By Mark Esposito, Guest Blogger
Author’s Note: Grace Under Pressure is an on-going series of posts honoring everyday people who courageously and honorably make positive differences in their own lives and the lives of others. It is my own personal affirmation that unexpected heroes reside among us and serve as quiet but unshakable proof that virtue really is its own reward — and ours too.
Imagine a day where you are confronted by ten women who have been beaten and raped and are desperately seeking your help. Imagine those women have done nothing more than venture out to feed their families knowing full well that armed gangs are hunting them for sport. Then imagine you are confronted by ten more women the next day and then the next and so on in a horrific circulating daily struggle to survive. That is the world of Colette. Colette cannot give her last name for fear of reprisal from the same thugs who torment her fellow refugees at a camp just north of one of the Congo’s provincial capitals at Goma. Fifty thousand displaced men, women, and children are crowded in the camp which lies adjacent to the Virunga National Park. They are just a fraction of the estimated 250,000 people displaced in East Congo by the civil war despite the presence of the largest U.N. peacekeeping force in the world.

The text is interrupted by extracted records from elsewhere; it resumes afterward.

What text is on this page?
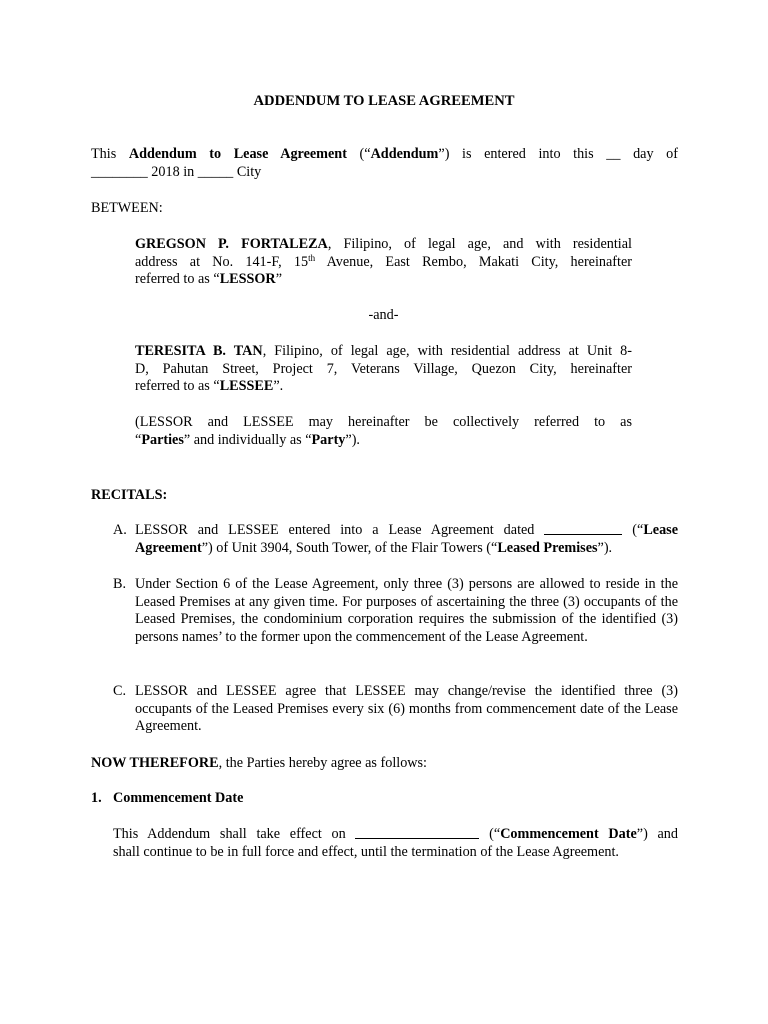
ADDENDUM TO LEASE AGREEMENT
This Addendum to Lease Agreement (“Addendum”) is entered into this __ day of
________ 2018 in _____ City
BETWEEN:
GREGSON P. FORTALEZA, Filipino, of legal age, and with residential
address at No. 141-F, 15th Avenue, East Rembo, Makati City, hereinafter
referred to as “LESSOR”
-and-
TERESITA B. TAN, Filipino, of legal age, with residential address at Unit 8-
D, Pahutan Street, Project 7, Veterans Village, Quezon City, hereinafter
referred to as “LESSEE”.
(LESSOR and LESSEE may hereinafter be collectively referred to as
“Parties” and individually as “Party”).
RECITALS:
A. LESSOR and LESSEE entered into a Lease Agreement dated	(“Lease
Agreement”) of Unit 3904, South Tower, of the Flair Towers (“Leased Premises”).
B. Under Section 6 of the Lease Agreement, only three (3) persons are allowed to reside in the Leased Premises at any given time. For purposes of ascertaining the three (3) occupants of the Leased Premises, the condominium corporation requires the submission of the identified (3) persons names’ to the former upon the commencement of the Lease Agreement.
C. LESSOR and LESSEE agree that LESSEE may change/revise the identified three (3) occupants of the Leased Premises every six (6) months from commencement date of the Lease Agreement.
NOW THEREFORE, the Parties hereby agree as follows:
1. Commencement Date
This Addendum shall take effect on	(“Commencement Date”) and
shall continue to be in full force and effect, until the termination of the Lease Agreement.
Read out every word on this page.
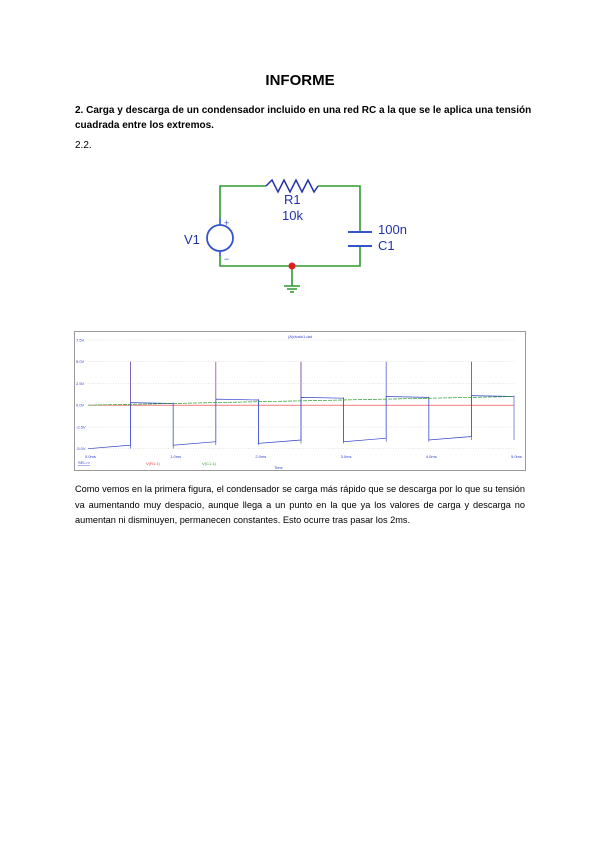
INFORME
2. Carga y descarga de un condensador incluido en una red RC a la que se le aplica una tensión cuadrada entre los extremos.
2.2.
R1
10k
100n
C1
+
−
V1
(A)dvalo1.dat
7.5V
5.0V
2.5V
0.0V
-2.5V
-5.0V
0.0ms	1.0ms	2.0ms	3.0ms	4.0ms	5.0ms
SEL>>	V(R1:1)	V(C1:1)
Time
Como vemos en la primera figura, el condensador se carga más rápido que se descarga por lo que su tensión va aumentando muy despacio, aunque llega a un punto en la que ya los valores de carga y descarga no aumentan ni disminuyen, permanecen constantes. Esto ocurre tras pasar los 2ms.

The women of the Goma camp receive some humanitarian aid to feed their families but is rarely enough to meet the daily dietary requirements. The only other source of food and fuel lies in Virunga where even Congolese policeman are afraid to venture in the daytime. Thus the women are forced into the Faustian choice between starvation and rape. The women must enter the park under cover of darkness to gather what firewood they can carry to cook their food and to sell in Goma’s marketplace. They are easy targets for gangs of armed men who rape on average at least ten women a day. Nationwide, the estimates are that 48 women are raped every hour in the Congo. One of the victims was Colette.
Colette occupies a tiny, dark corner of the Goma camp where she runs a counseling center for the rape victims. If emergency medical services are required, she accompanies the victim to the camp medical tent. Colette also intervenes with victims’ spouses to help them understand and accept what has happened. In this patriarchal society, this is no simple task. But mostly, Colette just listens to the stories of these victims. She provides a comforting ear and empathetic touch to counter the uncivilized brutality suffered by these women and young girls. Colette hopes a long-term solution can be reached to help permanently relocate the refugees even as the Congolese civil war continues to rage despite UN intervention. For now, all she can do it listen and hope. In a place as dire as Congo, that is still remarkable.